Today, January 27, 2015, is International Holocaust Remembrance Day. My friend Henry Zguda survived nearly a year in Auschwitz. A friend saved his life by getting him a job in the kitchen. He wore the red triangle of a political prisoner, with a “P” in the middle for “Polen/Polish.” Here are five things to remember about Auschwitz-Birkenau.
Auschwitz is in Oświęcim Poland.
Auschwitz is located in southwestern Poland, 30 miles outside of Krakow. However when it was established, it existed as part of the German General Government, so camps were never “Polish.” The Auschwitz-Birkenau State Museum is operated by the government of Poland, and does its best to honor all victims. Germans built the camps and were the killers. Poles were victims, and are custodians of the memory. Auschwitz was a German concentration camp in German occupied territory. It is a gross error – and insult to Poles – to refer to any concentration camp as “Polish.” (See Petition on German Concentration Camps)
“Auschwitz” was not a single place or site.
Auschwitz was primarily Auschwitz I, II and III (Monowitz factory). Only I and II remain. There were also over 40 sub camps used for slave labor. The famous Arbeit Macht Frei gate is over the original camp entrance, a Polish army camp the Germans converted for their use. The recognizable large entrance arching over a train track is the entrance to Birkenau – Auschwitz-II, opened in 1942. It’s a two and a half mile drive from Auschwitz I, and is massive in land area. Imagine countless horse barracks that collectively held 100,000 people at one time. Then keep walking.

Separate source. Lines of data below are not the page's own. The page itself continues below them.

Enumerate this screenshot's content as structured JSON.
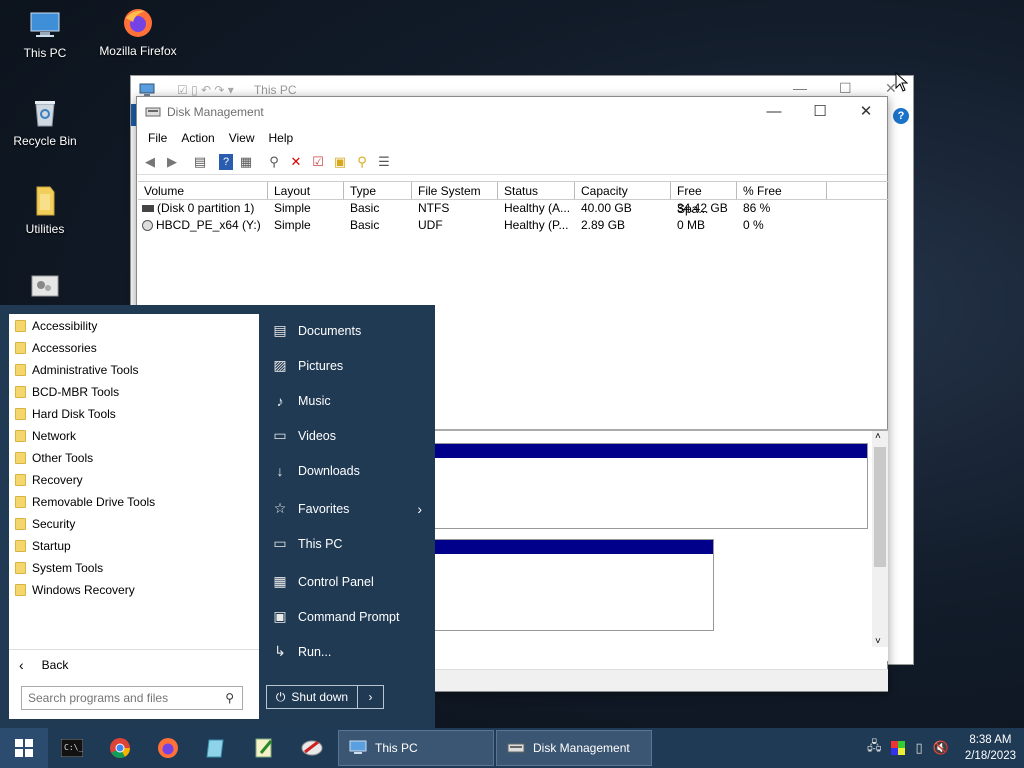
{
  "desktop": {
    "icons": [
      {
        "label": "This PC"
      },
      {
        "label": "Mozilla Firefox"
      },
      {
        "label": "Recycle Bin"
      },
      {
        "label": "Utilities"
      }
    ]
  },
  "back_window": {
    "title": "This PC"
  },
  "disk_management": {
    "title": "Disk Management",
    "menu": [
      "File",
      "Action",
      "View",
      "Help"
    ],
    "columns": [
      "Volume",
      "Layout",
      "Type",
      "File System",
      "Status",
      "Capacity",
      "Free Spa...",
      "% Free"
    ],
    "rows": [
      [
        "(Disk 0 partition 1)",
        "Simple",
        "Basic",
        "NTFS",
        "Healthy (A...",
        "40.00 GB",
        "34.42 GB",
        "86 %"
      ],
      [
        "HBCD_PE_x64 (Y:)",
        "Simple",
        "Basic",
        "UDF",
        "Healthy (P...",
        "2.89 GB",
        "0 MB",
        "0 %"
      ]
    ]
  },
  "start_menu": {
    "programs": [
      "Accessibility",
      "Accessories",
      "Administrative Tools",
      "BCD-MBR Tools",
      "Hard Disk Tools",
      "Network",
      "Other Tools",
      "Recovery",
      "Removable Drive Tools",
      "Security",
      "Startup",
      "System Tools",
      "Windows Recovery"
    ],
    "back_label": "Back",
    "search_placeholder": "Search programs and files",
    "places": [
      {
        "label": "Documents",
        "icon": "document-icon"
      },
      {
        "label": "Pictures",
        "icon": "picture-icon"
      },
      {
        "label": "Music",
        "icon": "music-icon"
      },
      {
        "label": "Videos",
        "icon": "video-icon"
      },
      {
        "label": "Downloads",
        "icon": "download-icon"
      },
      {
        "label": "Favorites",
        "icon": "star-icon"
      },
      {
        "label": "This PC",
        "icon": "monitor-icon"
      },
      {
        "label": "Control Panel",
        "icon": "control-panel-icon"
      },
      {
        "label": "Command Prompt",
        "icon": "terminal-icon"
      },
      {
        "label": "Run...",
        "icon": "run-icon"
      }
    ],
    "shutdown_label": "Shut down"
  },
  "taskbar": {
    "tasks": [
      {
        "label": "This PC"
      },
      {
        "label": "Disk Management"
      }
    ],
    "time": "8:38 AM",
    "date": "2/18/2023"
  }
}
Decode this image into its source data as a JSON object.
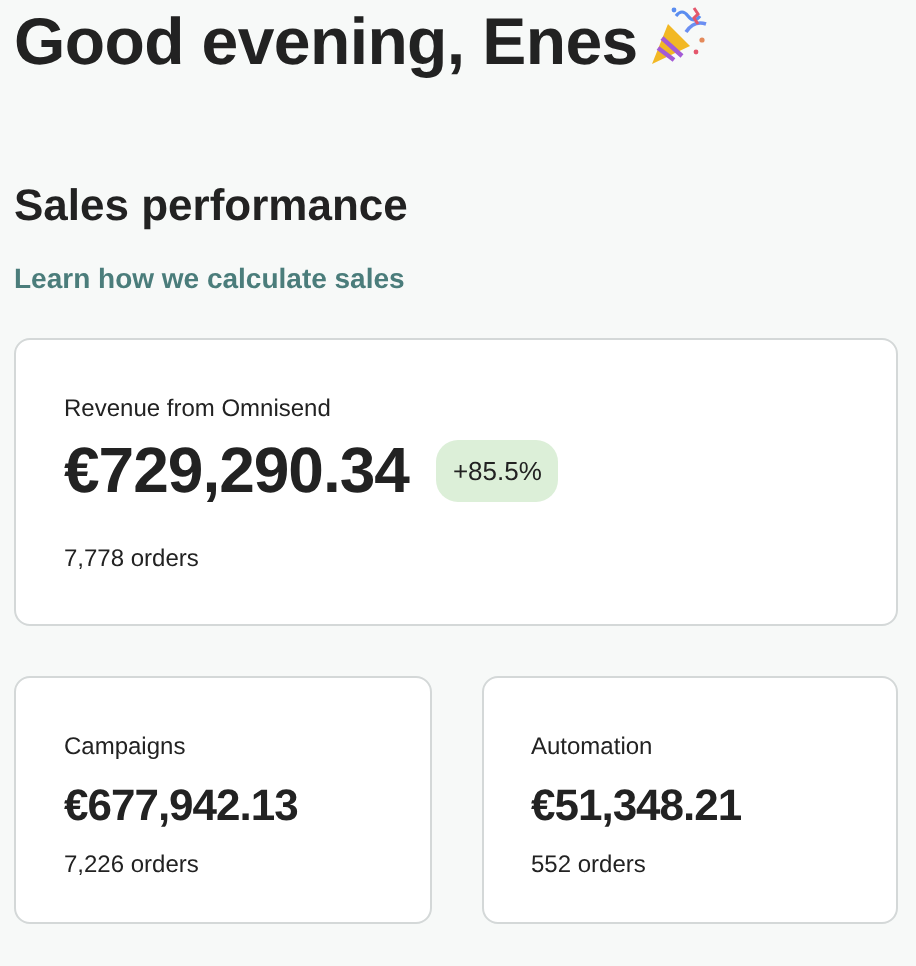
{
  "greeting": "Good evening, Enes",
  "section_title": "Sales performance",
  "learn_link": "Learn how we calculate sales",
  "total": {
    "label": "Revenue from Omnisend",
    "amount": "€729,290.34",
    "change": "+85.5%",
    "orders": "7,778 orders"
  },
  "breakdown": [
    {
      "label": "Campaigns",
      "amount": "€677,942.13",
      "orders": "7,226 orders"
    },
    {
      "label": "Automation",
      "amount": "€51,348.21",
      "orders": "552 orders"
    }
  ]
}
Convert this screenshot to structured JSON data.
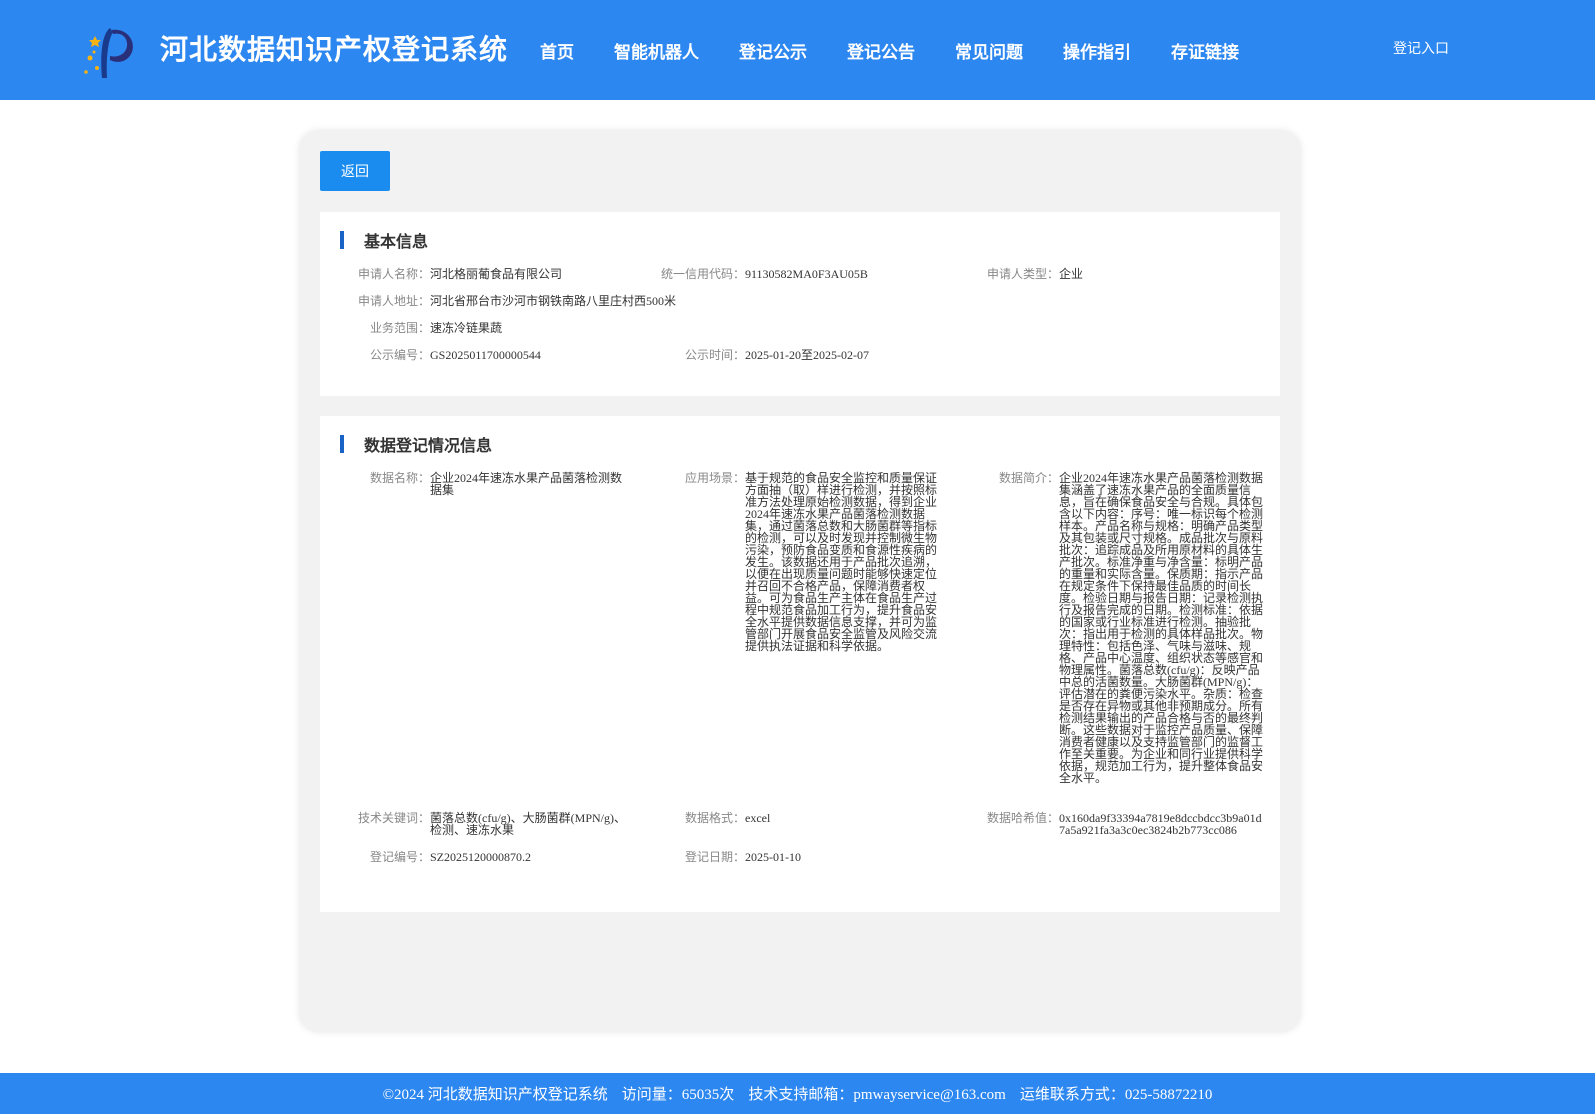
{
  "header": {
    "title": "河北数据知识产权登记系统",
    "nav": [
      "首页",
      "智能机器人",
      "登记公示",
      "登记公告",
      "常见问题",
      "操作指引",
      "存证链接"
    ],
    "login": "登记入口",
    "bg_color": "#2d87f0"
  },
  "back_label": "返回",
  "basic": {
    "title": "基本信息",
    "applicant_name_label": "申请人名称：",
    "applicant_name": "河北格丽葡食品有限公司",
    "credit_code_label": "统一信用代码：",
    "credit_code": "91130582MA0F3AU05B",
    "applicant_type_label": "申请人类型：",
    "applicant_type": "企业",
    "address_label": "申请人地址：",
    "address": "河北省邢台市沙河市钢铁南路八里庄村西500米",
    "business_label": "业务范围：",
    "business": "速冻冷链果蔬",
    "notice_no_label": "公示编号：",
    "notice_no": "GS2025011700000544",
    "notice_time_label": "公示时间：",
    "notice_time": "2025-01-20至2025-02-07"
  },
  "data_info": {
    "title": "数据登记情况信息",
    "name_label": "数据名称：",
    "name": "企业2024年速冻水果产品菌落检测数据集",
    "scene_label": "应用场景：",
    "scene": "基于规范的食品安全监控和质量保证方面抽（取）样进行检测，并按照标准方法处理原始检测数据，得到企业2024年速冻水果产品菌落检测数据集，通过菌落总数和大肠菌群等指标的检测，可以及时发现并控制微生物污染，预防食品变质和食源性疾病的发生。该数据还用于产品批次追溯，以便在出现质量问题时能够快速定位并召回不合格产品，保障消费者权益。可为食品生产主体在食品生产过程中规范食品加工行为，提升食品安全水平提供数据信息支撑，并可为监管部门开展食品安全监管及风险交流提供执法证据和科学依据。",
    "intro_label": "数据简介：",
    "intro": "企业2024年速冻水果产品菌落检测数据集涵盖了速冻水果产品的全面质量信息，旨在确保食品安全与合规。具体包含以下内容：序号：唯一标识每个检测样本。产品名称与规格：明确产品类型及其包装或尺寸规格。成品批次与原料批次：追踪成品及所用原材料的具体生产批次。标准净重与净含量：标明产品的重量和实际含量。保质期：指示产品在规定条件下保持最佳品质的时间长度。检验日期与报告日期：记录检测执行及报告完成的日期。检测标准：依据的国家或行业标准进行检测。抽验批次：指出用于检测的具体样品批次。物理特性：包括色泽、气味与滋味、规格、产品中心温度、组织状态等感官和物理属性。菌落总数(cfu/g)：反映产品中总的活菌数量。大肠菌群(MPN/g)：评估潜在的粪便污染水平。杂质：检查是否存在异物或其他非预期成分。所有检测结果输出的产品合格与否的最终判断。这些数据对于监控产品质量、保障消费者健康以及支持监管部门的监督工作至关重要。为企业和同行业提供科学依据，规范加工行为，提升整体食品安全水平。",
    "keywords_label": "技术关键词：",
    "keywords": "菌落总数(cfu/g)、大肠菌群(MPN/g)、检测、速冻水果",
    "format_label": "数据格式：",
    "format": "excel",
    "hash_label": "数据哈希值：",
    "hash": "0x160da9f33394a7819e8dccbdcc3b9a01d7a5a921fa3a3c0ec3824b2b773cc086",
    "reg_no_label": "登记编号：",
    "reg_no": "SZ2025120000870.2",
    "reg_date_label": "登记日期：",
    "reg_date": "2025-01-10"
  },
  "footer": {
    "copyright": "©2024 河北数据知识产权登记系统",
    "visits": "访问量：65035次",
    "email": "技术支持邮箱：pmwayservice@163.com",
    "contact": "运维联系方式：025-58872210"
  }
}
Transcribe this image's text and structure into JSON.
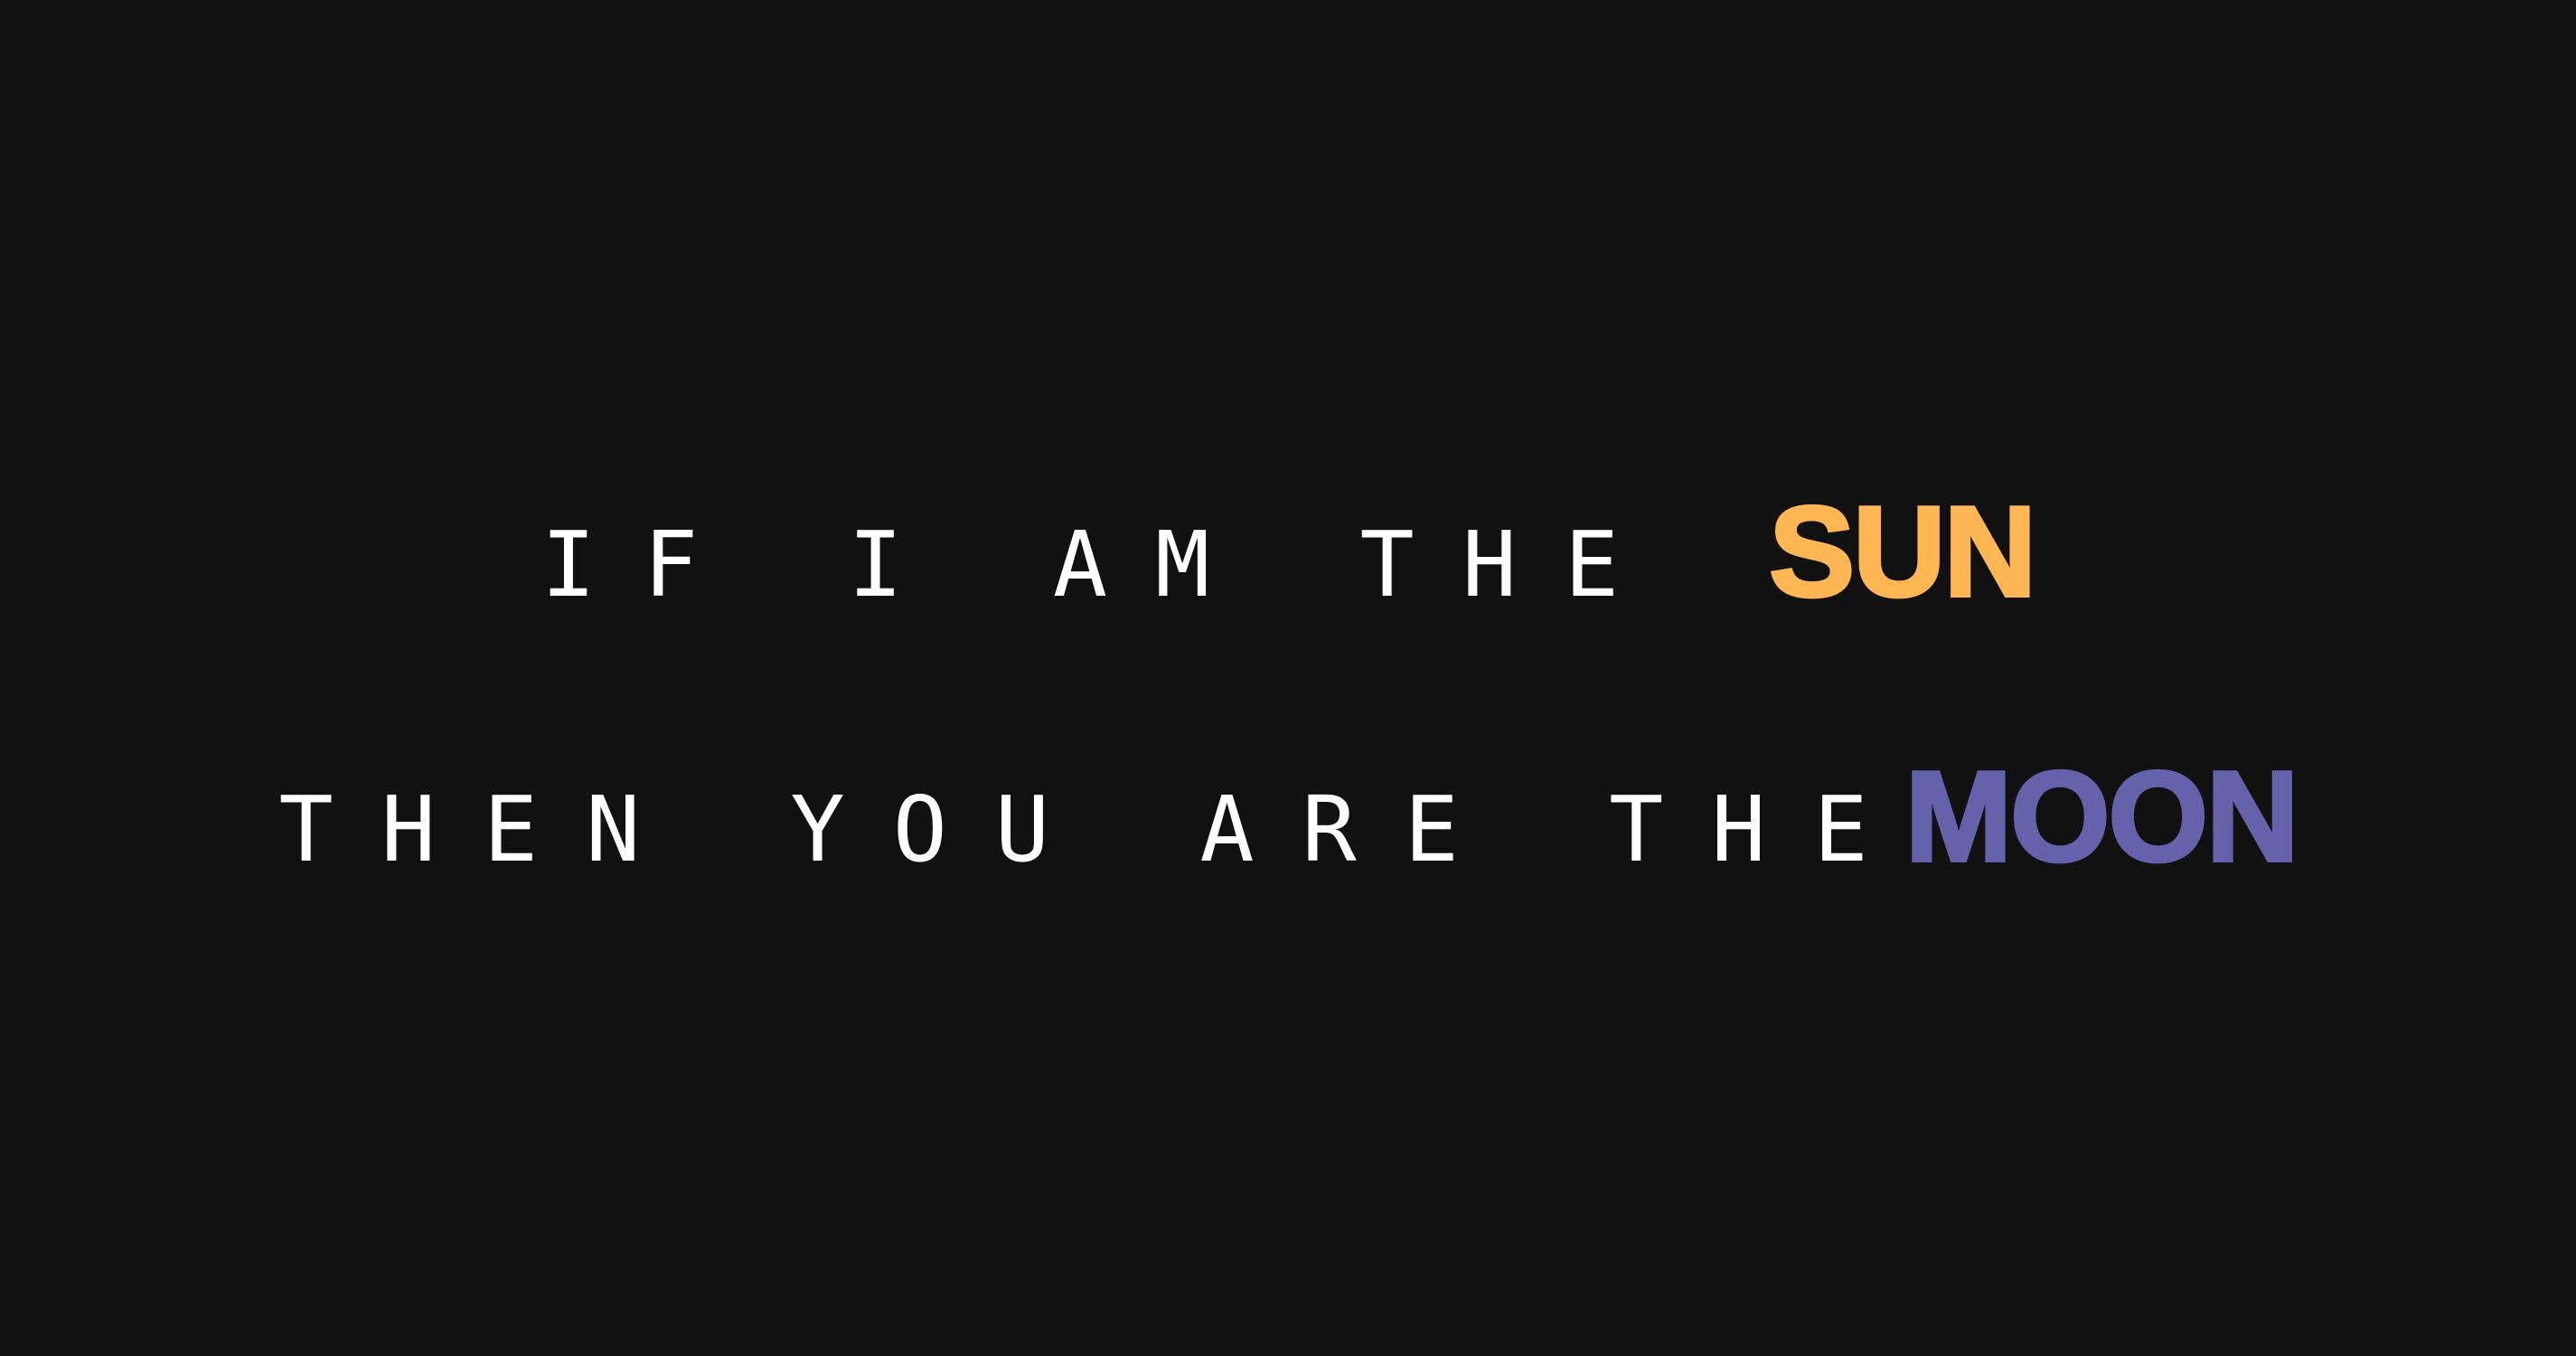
{
  "line1": {
    "lead": "IF I AM THE",
    "highlight": "SUN"
  },
  "line2": {
    "lead": "THEN YOU ARE THE",
    "highlight": "MOON"
  },
  "colors": {
    "background": "#111111",
    "text": "#ffffff",
    "sun": "#FFB653",
    "moon": "#6362AA"
  }
}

The first prisoners were mostly Poles.
Most of those first arrested and sent to Auschwitz were Poles. 150,000 Poles, primarily political prisoners including clergy, were starved, tortured and murdered there. Poles and Soviet POWs were used to test the gas chambers – all perished. Look up Father Maximillian Kolbe. .
After 1942 Auschwitz became the largest “killing center” for European Jews, but there were hundreds more on a smaller scale.
Its central European location, remote/hidden location, and access to rail lines and water made it ideal. The large gas chambers and crematoriums soon ran non-stop. It’s generally agreed that about 1.1 – 1.3 million people perished at Auschwitz, ninety percent Jewish. The murder committed there is a crime against all persons who were there and still hard to grasp for its industrialized methods. There were more than 2,000 other German concentration camps throughout occupied Europe. All were brutal, some notorious, but none reached the death count of Auschwitz. Even the Germans referred to it as “Anus Mundi”
When is the best time to visit a concentration camp?
While most people would answer “Never”, I submit something entirely different. Everyone should visit once. The best time to visit is in bad weather, when it’s cold, rainy or snowy, and dark. Poland is COLD in the winter and remember you have warm shoes. Go alone if possible so you can hear the silence. And if you feel, as I did, the crowd of souls who still cry out that they, and these places, never be forgotten, share the story with the next generations.
Top photo courtesy of Auschwitz-Birkenau State Museum. The middle and bottom photos were taken in October 2013. It was 7:30 p.m., growing dark and very cold. The only three people there were my husband, myself and our private tour guide. We had stayed past closing.
2 Comments. Leave new
Just a technicality, Auschwitz was more even than occupied. That part of Poland was annexed into the 3rd Reich by Nazis. Also, the site of Auschwitz II, Birkenau, the Extermination Camp was a town (the name escapes me just now) of, as I recall, about 50,000 Polish people. The entire town was relocated about 20mi away and exists today.
Thanks. Now I remember. I think Birkenau was named for the forest or trees (birch?) but would have to look it up.